I read, rather than watched, Obama's state of the union address, and totally ignored anyone who wanted to analyze it for me until after the reading was finished.
I liked most of what I heard...of course, I wanted to like it. I admit it. I'd like to see a president move us into a new age of fiscal and societal responsibility. Do I believe it?
Not yet.
Although I heard nothing about developing nuclear power plants, I was a bit disappointed to see, among the three anecdotes relating positive values of Americans, one that so blatantly showed one of the huge problems in the United States.
We had a story about the rebuilding of a small town that was destroyed by a tornado, a story about a poor young girl writing to the president, and this one just doesn't seem to fit right,....a story about a man who gives away a $60 million bonus.
Now, Mr. Abess is not the point of my diatribe. He is certainly to be commended for his selfless act, though, if he had need of the money, I suspect he would not have done as he did.
I have railed for years about a newspaper article that mentioned a bank president, 20+ years ago, receiving a one year bonus of $5 million dollars. And this bonus was twelve times that.

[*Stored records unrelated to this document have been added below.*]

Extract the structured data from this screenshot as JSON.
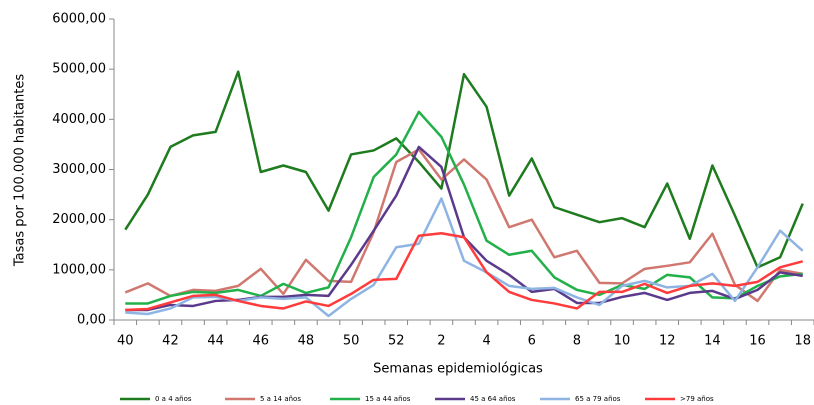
{
  "chart_data": {
    "type": "line",
    "x_label": "Semanas epidemiológicas",
    "y_label": "Tasas por 100.000 habitantes",
    "categories": [
      "40",
      null,
      "42",
      null,
      "44",
      null,
      "46",
      null,
      "48",
      null,
      "50",
      null,
      "52",
      null,
      "2",
      null,
      "4",
      null,
      "6",
      null,
      "8",
      null,
      "10",
      null,
      "12",
      null,
      "14",
      null,
      "16",
      null,
      "18"
    ],
    "ylim": [
      0,
      6000
    ],
    "yticks": [
      {
        "value": 0,
        "label": "0,00"
      },
      {
        "value": 1000,
        "label": "1000,00"
      },
      {
        "value": 2000,
        "label": "2000,00"
      },
      {
        "value": 3000,
        "label": "3000,00"
      },
      {
        "value": 4000,
        "label": "4000,00"
      },
      {
        "value": 5000,
        "label": "5000,00"
      },
      {
        "value": 6000,
        "label": "6000,00"
      }
    ],
    "grid": false,
    "legend_position": "bottom",
    "series": [
      {
        "name": "0 a 4 años",
        "color": "#1e7b1e",
        "values": [
          1800,
          2500,
          3450,
          3680,
          3750,
          4950,
          2950,
          3080,
          2950,
          2180,
          3300,
          3380,
          3620,
          3150,
          2620,
          4900,
          4250,
          2480,
          3220,
          2250,
          2100,
          1950,
          2030,
          1850,
          2720,
          1620,
          3080,
          2080,
          1050,
          1250,
          2320
        ]
      },
      {
        "name": "5 a 14 años",
        "color": "#d07870",
        "values": [
          550,
          730,
          480,
          600,
          580,
          680,
          1020,
          520,
          1200,
          780,
          760,
          1750,
          3150,
          3400,
          2800,
          3200,
          2800,
          1850,
          2000,
          1250,
          1380,
          740,
          730,
          1020,
          1080,
          1150,
          1720,
          700,
          380,
          1000,
          920
        ]
      },
      {
        "name": "15 a 44 años",
        "color": "#22b04a",
        "values": [
          330,
          330,
          480,
          560,
          540,
          600,
          480,
          720,
          540,
          650,
          1650,
          2850,
          3300,
          4150,
          3650,
          2700,
          1580,
          1300,
          1380,
          850,
          600,
          500,
          700,
          620,
          900,
          850,
          450,
          430,
          680,
          870,
          920
        ]
      },
      {
        "name": "45 a 64 años",
        "color": "#5b3a8c",
        "values": [
          200,
          200,
          300,
          280,
          380,
          400,
          460,
          460,
          500,
          480,
          1100,
          1780,
          2480,
          3450,
          3050,
          1650,
          1180,
          900,
          560,
          620,
          340,
          340,
          460,
          540,
          400,
          540,
          580,
          420,
          600,
          950,
          880
        ]
      },
      {
        "name": "65 a 79 años",
        "color": "#8eb4e3",
        "values": [
          150,
          120,
          230,
          450,
          460,
          380,
          450,
          420,
          450,
          80,
          420,
          700,
          1450,
          1520,
          2420,
          1180,
          950,
          680,
          620,
          640,
          450,
          300,
          680,
          780,
          650,
          680,
          920,
          380,
          1050,
          1780,
          1380
        ]
      },
      {
        "name": ">79 años",
        "color": "#ff3b3b",
        "values": [
          200,
          220,
          350,
          480,
          500,
          380,
          280,
          230,
          370,
          280,
          520,
          800,
          820,
          1680,
          1730,
          1650,
          950,
          560,
          400,
          330,
          230,
          560,
          560,
          720,
          540,
          680,
          730,
          680,
          760,
          1050,
          1170
        ]
      }
    ]
  }
}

That's the part I just don't get. No one, and I repeat... no one, I have have known, seen, talked to, heard of, smelt, felt, touched, read about, or in any other way sensed, thought of, or experienced, has been worth this kind of money,... and the system that gives away that sort of 'free' cash is, in some way, flawed. Period.
Both these examples are banks. Sure, banks are in business. But if they have this kind of 'extra' money, they are charging rates that are too high, or are not paying back enough to the people loaning them money. Bank penalties have done nothing but climb, for years, far outstripping pay scales, the cost of living, and the cost of doing business.

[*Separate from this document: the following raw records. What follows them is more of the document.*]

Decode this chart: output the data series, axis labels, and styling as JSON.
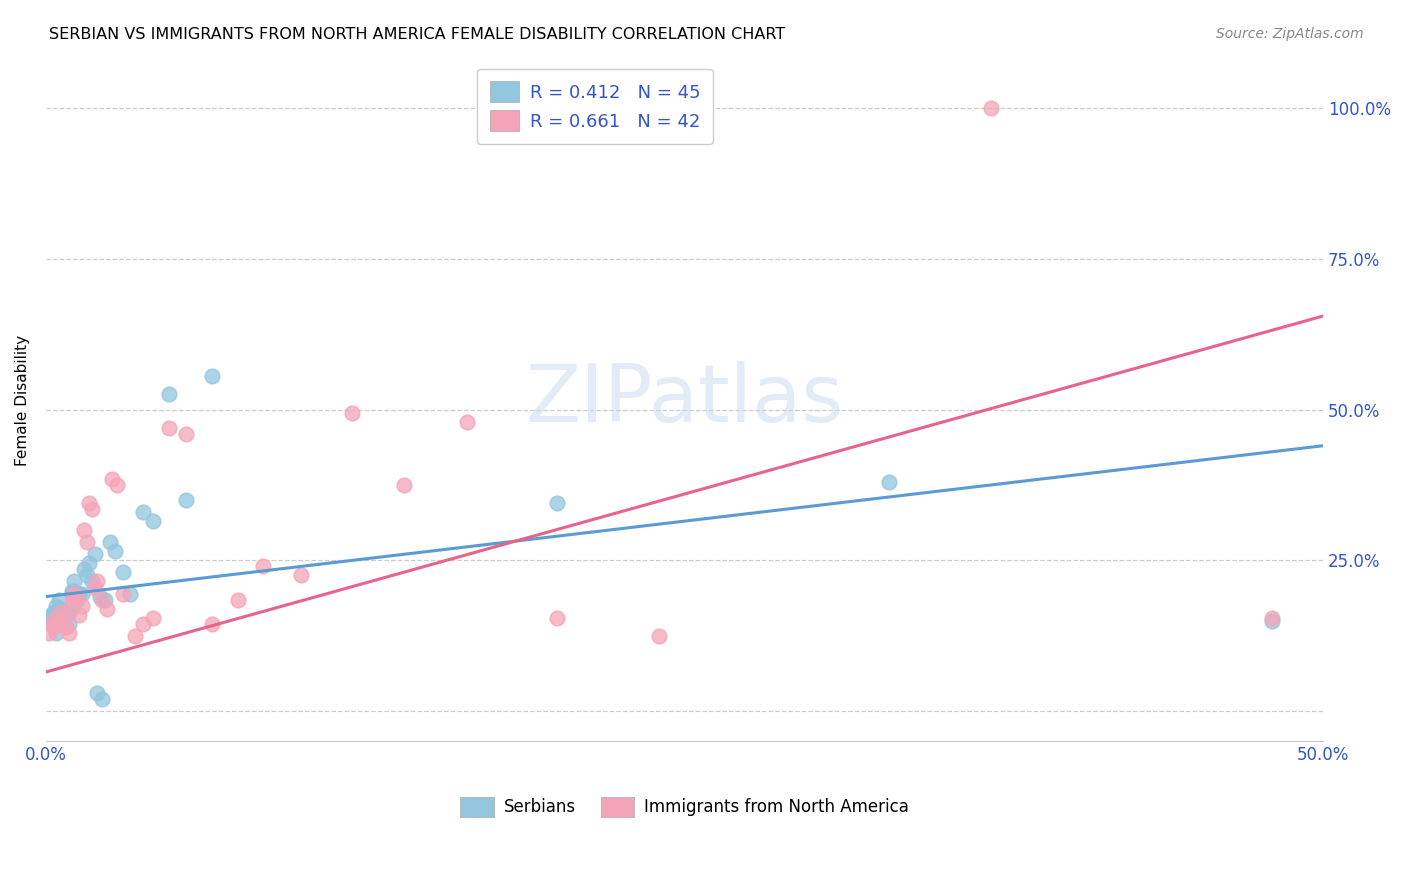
{
  "title": "SERBIAN VS IMMIGRANTS FROM NORTH AMERICA FEMALE DISABILITY CORRELATION CHART",
  "source": "Source: ZipAtlas.com",
  "ylabel": "Female Disability",
  "xlim": [
    0.0,
    0.5
  ],
  "ylim": [
    -0.05,
    1.08
  ],
  "ytick_positions": [
    0.0,
    0.25,
    0.5,
    0.75,
    1.0
  ],
  "ytick_labels": [
    "",
    "25.0%",
    "50.0%",
    "75.0%",
    "100.0%"
  ],
  "legend_label1": "R = 0.412   N = 45",
  "legend_label2": "R = 0.661   N = 42",
  "legend_label_bottom1": "Serbians",
  "legend_label_bottom2": "Immigrants from North America",
  "blue_color": "#92c5de",
  "pink_color": "#f4a4b8",
  "blue_line_color": "#5b9bd5",
  "pink_line_color": "#e8638a",
  "legend_text_color": "#3355cc",
  "watermark_color": "#c8d8ee",
  "serbian_x": [
    0.001,
    0.002,
    0.002,
    0.003,
    0.003,
    0.004,
    0.004,
    0.005,
    0.005,
    0.006,
    0.006,
    0.007,
    0.007,
    0.008,
    0.008,
    0.009,
    0.009,
    0.01,
    0.01,
    0.011,
    0.011,
    0.012,
    0.013,
    0.014,
    0.015,
    0.016,
    0.017,
    0.018,
    0.019,
    0.02,
    0.021,
    0.022,
    0.023,
    0.025,
    0.027,
    0.03,
    0.033,
    0.038,
    0.042,
    0.048,
    0.055,
    0.065,
    0.2,
    0.33,
    0.48
  ],
  "serbian_y": [
    0.155,
    0.145,
    0.16,
    0.165,
    0.155,
    0.13,
    0.175,
    0.185,
    0.145,
    0.165,
    0.17,
    0.155,
    0.145,
    0.165,
    0.16,
    0.145,
    0.165,
    0.2,
    0.195,
    0.215,
    0.2,
    0.185,
    0.195,
    0.195,
    0.235,
    0.225,
    0.245,
    0.215,
    0.26,
    0.03,
    0.19,
    0.02,
    0.185,
    0.28,
    0.265,
    0.23,
    0.195,
    0.33,
    0.315,
    0.525,
    0.35,
    0.555,
    0.345,
    0.38,
    0.15
  ],
  "immigrant_x": [
    0.001,
    0.002,
    0.003,
    0.004,
    0.005,
    0.006,
    0.007,
    0.008,
    0.009,
    0.01,
    0.01,
    0.011,
    0.012,
    0.013,
    0.014,
    0.015,
    0.016,
    0.017,
    0.018,
    0.019,
    0.02,
    0.022,
    0.024,
    0.026,
    0.028,
    0.03,
    0.035,
    0.038,
    0.042,
    0.048,
    0.055,
    0.065,
    0.075,
    0.085,
    0.1,
    0.12,
    0.14,
    0.165,
    0.2,
    0.24,
    0.37,
    0.48
  ],
  "immigrant_y": [
    0.13,
    0.145,
    0.14,
    0.155,
    0.145,
    0.165,
    0.155,
    0.14,
    0.13,
    0.175,
    0.185,
    0.195,
    0.19,
    0.16,
    0.175,
    0.3,
    0.28,
    0.345,
    0.335,
    0.205,
    0.215,
    0.185,
    0.17,
    0.385,
    0.375,
    0.195,
    0.125,
    0.145,
    0.155,
    0.47,
    0.46,
    0.145,
    0.185,
    0.24,
    0.225,
    0.495,
    0.375,
    0.48,
    0.155,
    0.125,
    1.0,
    0.155
  ],
  "blue_line_x": [
    0.0,
    0.5
  ],
  "blue_line_y": [
    0.19,
    0.44
  ],
  "pink_line_x": [
    0.0,
    0.5
  ],
  "pink_line_y": [
    0.065,
    0.655
  ]
}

Don't misunderstand me....I love the freedom to go into business and to succeed or fail, .... make a pile of money, if you can. But what I really love is a small business, or a large business that thinks small...cares about its people, shares its profits with the people who make it successful, treats the public as if they were respected customers, and charges what it needs to make a decent profit...no more, no less. Oh, yeah...and strives for quality.
Once a company, or corporation, begins to think it deserves special consideration for its 'needs', starts to meddle in government to the detriment of the consumer, and finds its products in need of excessive advertising to make a sale, its useful life should be considered over.
I'm all for new and tough regulations on the financial and every other industry. I'm all for kicking corporate donations out of politics. Let them do like the rest of us....vote. They are a small number of people buying out-sized consideration for their own world-changing game. The issues of the world are too important to trust to people buying political favor.
And I wonder, with corporations being guaranteed the right to donate to the politician of their choice, which constitutional right of the 'individual' will they try to claim next?......the right to bear arms?
There just seems to be way too much money that people at the 'top' don't really know what to do with, so they throw it at other people who, though probably very good at what they do, aren't really worth multi-millions. Seriously.
I admit it....this part of what Americans put up with, I just don't get.